Understanding the world is a complex task. One must examine the philosophical underpinnings of knowledge, as well as what the meta-philosophical abstractions sublate. The fact of our reliance on our apprehension of reality, and how they bias our way of looking at the world, has dire implications for peace, and the threat to future habitation of our planet.
Our way of looking at the world is determined by this bias. Bias can manifest itself in many forms. One may see, for example, through the lens of individualism, where the world becomes little more than an objectivised plaything. People might see the world as a concrete jungle, where all must compete. Others might see it as a place where, through cooperative labor, the community can thrive. Or one may make judgements about others simply based on physical characteristics.
All people have biases. It can be argued that these biases are innate, where the mind categorizes the world to make sense of it. Yet many of these biases can and do go awry. Some of these biases include the isms: racism, classism, sexism, speciesism (among others). Certain biases are fundamental in our beliefs, and distort our way of understanding the world. These biases are of other “objectivised” groups that can result in misunderstandings: animosity, hatred, antagonism, condescension, dogmatism. Yet sometimes it can seem like biases add a sort of equilibrium and permanence to the world, which is in a constant state of flux or even chaos.
When evaluating the peccadillos of human behavior, it can be found that many attitudes about others, and their concomitant self-justifications, are not justifications at all when looked at objectively. Humans find their attitudes in a constant state of flux. That which is considered true immutably, later on may be thought to be flawed and changeable. One’s dogma, that which one takes for granted, often later on changes to be a discarded and eschewed belief.

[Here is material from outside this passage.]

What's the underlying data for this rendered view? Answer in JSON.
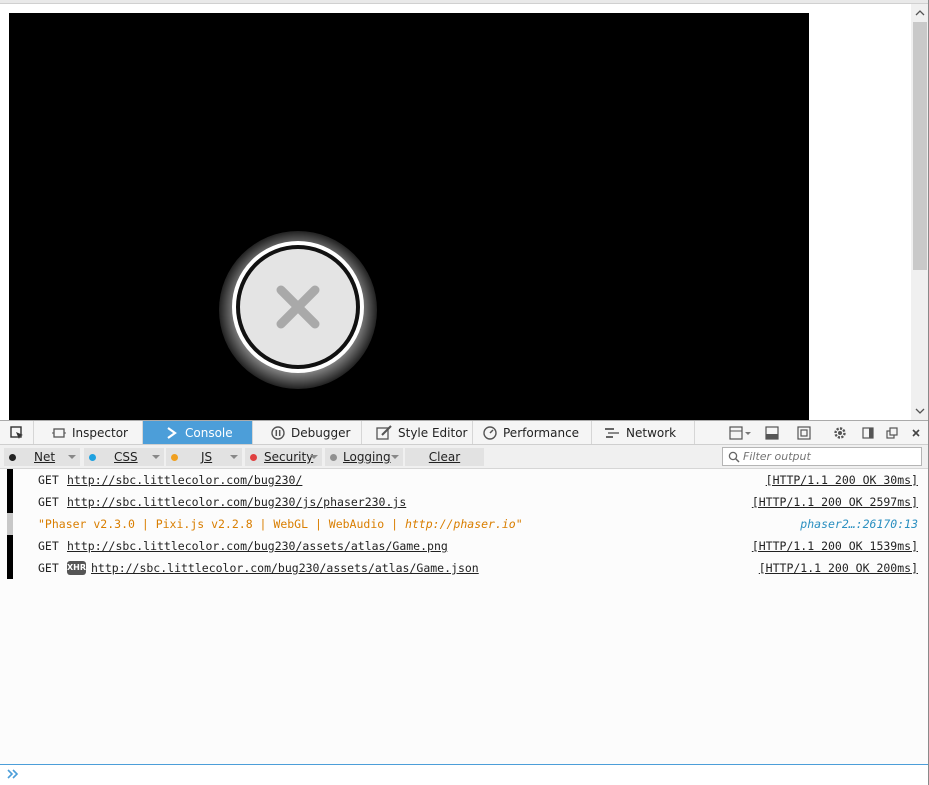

Life seems to be in a state of flux. Not only are our belief systems pliable, but the world around us is always changing. We are moving from birth to death, from pliancy to resistance, and then atrophy. Nothing seems constant, except the dogmas that we accept at a certain point in time, which eventually are discarded too for other more comforting, contemporary and convenient ones.

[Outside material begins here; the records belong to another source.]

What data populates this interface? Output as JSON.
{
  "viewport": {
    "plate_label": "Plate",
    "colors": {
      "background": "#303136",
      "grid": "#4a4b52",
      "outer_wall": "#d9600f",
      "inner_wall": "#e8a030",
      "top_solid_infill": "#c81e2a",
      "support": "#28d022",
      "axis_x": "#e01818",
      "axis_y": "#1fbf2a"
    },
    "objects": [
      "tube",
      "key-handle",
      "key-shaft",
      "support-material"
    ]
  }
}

We reassure ourselves that we are conscious and aware beings, capable of making informed choices and holding coherent opinion, yet find our beliefs contrary to what so many others believe. Religion seems to form a sort of foundation in life that one can stand firmly on and feel secure. Yet religions often find themselves in conflict, and religions too are in constant flux, meaning one thing, then another in a later age, then perhaps to be supplanted by another belief system never seen before.
One might get the idea that the author’s intent is to find a firm foundation, or to present a case for a firm foundation to the reader. Unfortunately this is not the case. To try to show or prove such a foundation one would find themselves locked into some new dogma which too would eventually be swept away.

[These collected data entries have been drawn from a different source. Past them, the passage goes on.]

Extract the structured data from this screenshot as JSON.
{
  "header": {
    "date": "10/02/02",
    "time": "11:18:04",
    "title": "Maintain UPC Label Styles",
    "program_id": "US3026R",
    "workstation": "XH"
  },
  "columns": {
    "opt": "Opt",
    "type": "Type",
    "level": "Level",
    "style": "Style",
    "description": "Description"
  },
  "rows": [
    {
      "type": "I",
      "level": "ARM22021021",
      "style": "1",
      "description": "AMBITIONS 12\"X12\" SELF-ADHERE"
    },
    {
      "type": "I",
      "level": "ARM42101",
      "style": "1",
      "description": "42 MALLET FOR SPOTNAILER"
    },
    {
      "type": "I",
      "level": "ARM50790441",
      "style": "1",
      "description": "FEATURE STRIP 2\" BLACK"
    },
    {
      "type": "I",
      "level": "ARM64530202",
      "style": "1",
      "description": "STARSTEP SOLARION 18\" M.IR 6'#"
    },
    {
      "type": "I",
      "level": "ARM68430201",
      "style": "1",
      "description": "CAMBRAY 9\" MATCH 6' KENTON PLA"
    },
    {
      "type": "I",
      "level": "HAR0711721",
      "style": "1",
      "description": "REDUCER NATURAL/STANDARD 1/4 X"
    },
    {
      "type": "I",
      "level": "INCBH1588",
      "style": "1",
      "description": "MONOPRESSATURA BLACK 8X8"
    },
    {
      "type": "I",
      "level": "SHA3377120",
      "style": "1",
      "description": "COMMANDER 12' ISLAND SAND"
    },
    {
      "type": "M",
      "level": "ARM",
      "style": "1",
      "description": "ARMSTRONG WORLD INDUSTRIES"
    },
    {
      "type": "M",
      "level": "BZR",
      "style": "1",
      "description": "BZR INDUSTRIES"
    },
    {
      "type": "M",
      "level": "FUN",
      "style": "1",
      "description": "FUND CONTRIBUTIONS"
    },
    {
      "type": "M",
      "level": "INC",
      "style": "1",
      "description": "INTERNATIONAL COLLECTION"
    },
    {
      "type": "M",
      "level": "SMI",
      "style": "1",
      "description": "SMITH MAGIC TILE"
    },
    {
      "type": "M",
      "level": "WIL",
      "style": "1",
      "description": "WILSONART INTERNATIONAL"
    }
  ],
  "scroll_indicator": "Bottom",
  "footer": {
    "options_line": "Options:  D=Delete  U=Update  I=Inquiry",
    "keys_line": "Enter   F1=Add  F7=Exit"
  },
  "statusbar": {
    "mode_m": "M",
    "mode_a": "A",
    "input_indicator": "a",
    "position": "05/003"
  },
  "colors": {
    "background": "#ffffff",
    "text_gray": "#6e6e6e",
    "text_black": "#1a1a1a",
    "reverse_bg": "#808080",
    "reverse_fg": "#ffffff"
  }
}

Little can be known to be certain. As Socrates once said something to the effect that “To know not, and know not one knows not, this is wisdom. To know not and know not one knows not is ignorance”. It seems a meagre sort of knowledge to only know that one does not know.
Yet with this pearl one can bring to thought a form of skepticism that can serve one well throughout ones life. That being said, must one assume there is no foundation for our beliefs, and are people therefore consigned to a form of nihilism? We must hope not. Being skeptical implies that there is something to be skeptical about. With skepticism one can look at the so-called truths of the world and decide whether they are worthy of merit, and if not what would or could be a viable alternative.
The job set out here is not easy. When examining the history of philosophy, one soon can find many seemingly plausible arguments, that upon examination by another can be shown to be absurd. The history of philosophy is a sort of historical argument, engaged in dialectic, which subsequently results in different and unique knowledge. So can one arrive at the truth if this attempt is made successfully?
As we ordinarily understand truth, it seems that when all’s said and done one should arrive at the solution, like a solution to a difficult math problem. One interesting things about the dialogues of Plato is that sometimes it is unclear if a resolution to a problem is ever reached through the Socratic dialectic. What once seem true, becomes apparently false, and we then rest assured that the new truth is reliable. Yet later we find that this new truth collapses before even another argument.
One of the main contributions of philosophy then is not simply to solve problems, but to provide tools for analysis, often dissecting arguments, and perhaps generalizing what is left to make new truths. Can truth be found? Perhaps – but a dogged pursuit of the truth using only adequate tools makes drawing conclusions difficult. Perhaps immutable truths may not be arrived at, but new insights may be gained, including any new questions that may arise from the new propositions.
Truth is not finite so one cannot hope to ever arrive at the ultimate truth.